Factional fighting among rebels in Sri Lanka's volatile east could disturb this month's presidential election and affect the result of the closely contested poll, an election monitoring group warned Wednesday.
"If there are any disturbances or acts of intimidation there, it will definitely affect the result," said Kingsly Rodrigo, chairman of People's Action for Free and Fair Elections, an independent monitoring group that has overseen 11 of the country's elections.
"This is an election where every vote counts," he said.
Thirteen candidates are contesting the Nov. 17 poll, but Prime Minister Mahinda Rajapakse and opposition leader Ranil Wickremesinghe are widely expected to dominate the race.
While there have been significantly fewer incidents of election-related violence this year than in previous polls, Rodrigo said the eastern part of the country was a particular concern.
"This time there is a shift to the east ... different factions (of the rebels) are operating and the other group is armed," Rodrigo told reporters.

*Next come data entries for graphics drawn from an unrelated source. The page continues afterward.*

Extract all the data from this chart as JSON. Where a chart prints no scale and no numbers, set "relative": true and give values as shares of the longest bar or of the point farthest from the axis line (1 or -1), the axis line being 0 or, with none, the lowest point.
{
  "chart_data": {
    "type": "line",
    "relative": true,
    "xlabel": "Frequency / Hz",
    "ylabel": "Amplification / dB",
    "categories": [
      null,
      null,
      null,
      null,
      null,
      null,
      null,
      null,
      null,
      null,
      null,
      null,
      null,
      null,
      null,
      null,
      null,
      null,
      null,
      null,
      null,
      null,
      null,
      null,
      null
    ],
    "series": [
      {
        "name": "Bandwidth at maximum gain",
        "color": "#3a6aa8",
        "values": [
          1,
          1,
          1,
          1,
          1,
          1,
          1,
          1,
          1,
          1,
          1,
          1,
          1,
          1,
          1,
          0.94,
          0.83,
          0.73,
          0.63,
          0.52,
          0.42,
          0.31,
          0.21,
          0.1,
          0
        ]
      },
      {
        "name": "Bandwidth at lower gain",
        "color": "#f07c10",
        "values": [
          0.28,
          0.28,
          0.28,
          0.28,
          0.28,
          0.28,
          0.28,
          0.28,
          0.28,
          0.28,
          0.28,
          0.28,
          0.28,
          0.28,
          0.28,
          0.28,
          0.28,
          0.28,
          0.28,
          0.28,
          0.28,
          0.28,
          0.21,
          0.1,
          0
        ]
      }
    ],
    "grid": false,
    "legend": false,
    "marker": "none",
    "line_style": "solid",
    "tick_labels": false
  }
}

He did not refer to any group by name, but Liberation Tigers of Tamil Eelam insurgents have been battling with a breakaway group since March last year, mainly in the country's east.
Scores of people have been killed in the internecine fighting, which has involved gunfire and grenades.
Rodrigo said a grenade explosion could scare people into staying at home on election day.
Local vigilante groups headed by religious leaders have been set up to try to avert violence in the area, he said.
The election monitoring group will deploy about 22,000 election observers throughout the island, including 100 foreign monitors, reports the AP. I.L.